La résolution de l'ONU sur le «  cessez-le-feu mondial '' échoue

Le Conseil de sécurité, composé de 15 membres, a mis des mois à soutenir un appel de Guterres à un cessez-le-feu mondial – pour permettre aux pays de se concentrer sur la lutte contre le COVID-19 – à la suite de querelles entre la Chine et le US.

Plusieurs dirigeants ont appelé à une réforme de l'ONU et du Conseil de sécurité en particulier, arguant qu'il était injuste que le NOUS, La Russie, la Chine, la France et le Royaume-Uni étaient les seuls pouvoirs de veto permanents.
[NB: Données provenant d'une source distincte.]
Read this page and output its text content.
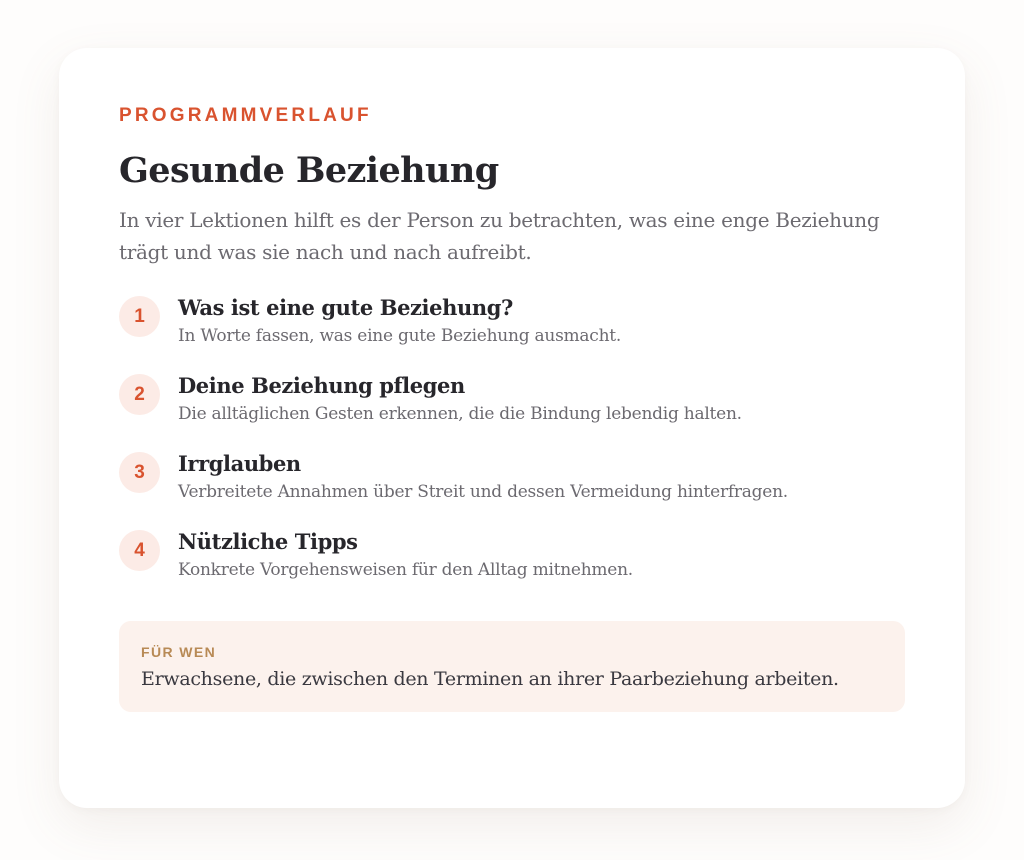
PROGRAMMVERLAUF

Gesunde Beziehung

In vier Lektionen hilft es der Person zu betrachten, was eine enge Beziehung trägt und was sie nach und nach aufreibt.

1	Was ist eine gute Beziehung?
In Worte fassen, was eine gute Beziehung ausmacht.
2	Deine Beziehung pflegen
Die alltäglichen Gesten erkennen, die die Bindung lebendig halten.
3	Irrglauben
Verbreitete Annahmen über Streit und dessen Vermeidung hinterfragen.
4	Nützliche Tipps
Konkrete Vorgehensweisen für den Alltag mitnehmen.
FÜR WEN
Erwachsene, die zwischen den Terminen an ihrer Paarbeziehung arbeiten.
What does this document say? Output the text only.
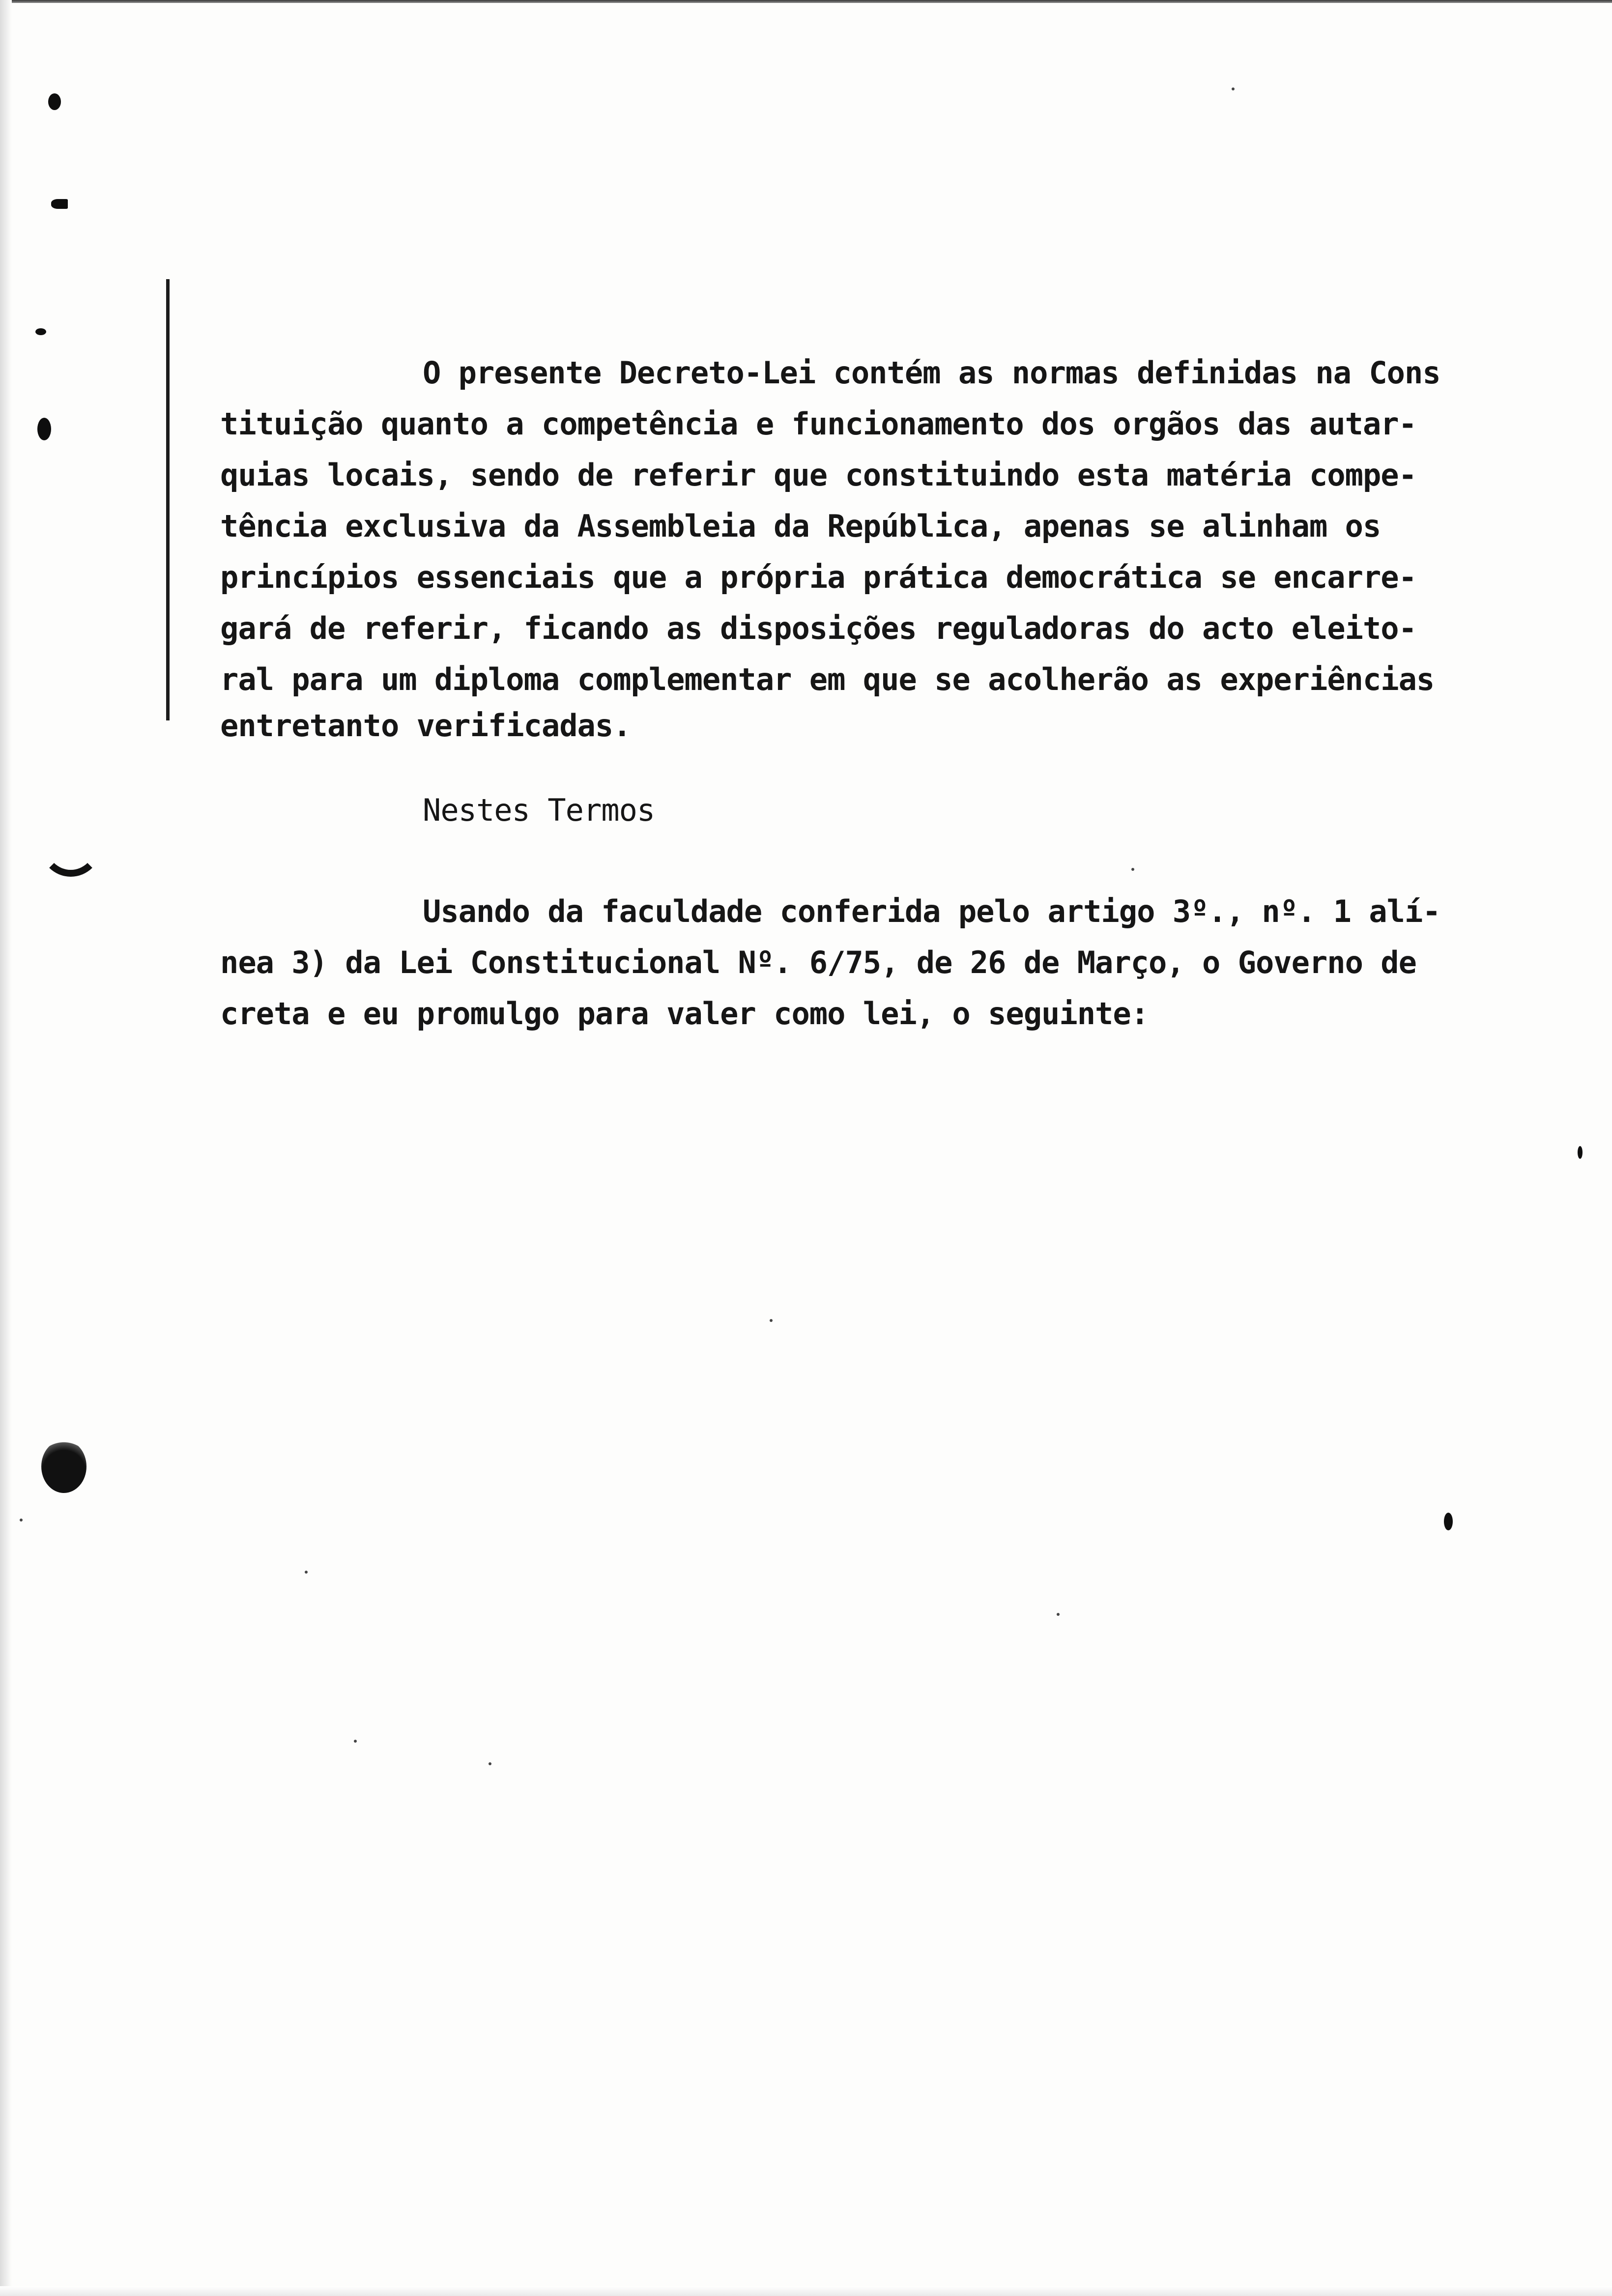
O presente Decreto-Lei contém as normas definidas na Cons
tituição quanto a competência e funcionamento dos orgãos das autar-
quias locais, sendo de referir que constituindo esta matéria compe-
tência exclusiva da Assembleia da República, apenas se alinham os
princípios essenciais que a própria prática democrática se encarre-
gará de referir, ficando as disposições reguladoras do acto eleito-
ral para um diploma complementar em que se acolherão as experiências
entretanto verificadas.
Nestes Termos
Usando da faculdade conferida pelo artigo 3º., nº. 1 alí-
nea 3) da Lei Constitucional Nº. 6/75, de 26 de Março, o Governo de
creta e eu promulgo para valer como lei, o seguinte:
"Une structure de conseil qui laisse le sort de plus de sept milliards de personnes à la merci de cinq pays n'est ni juste ni durable", a déclaré le président turc Recep Tayyip Erdogan.

L'événement spécial d'une journée de lundi a eu lieu avant la réunion annuelle des dirigeants mondiaux à la ONU, qui commence mardi. Aucun président ou Premier ministre ne sera physiquement présent à New York en raison de la pandémie et toutes les déclarations ont été préenregistrées pour être diffusées dans la salle de l'Assemblée générale.

le ONU a été créé après la Seconde Guerre mondiale lorsque les pays ont décidé de se rassembler pour empêcher un autre conflit de ce type. Bien qu'il n'y ait pas eu de guerre de cette ampleur depuis, les dirigeants ont adopté lundi une déclaration reconnaissant "des moments de déception".

"Tout cela appelle à une plus grande action, pas moins", indique le communiqué.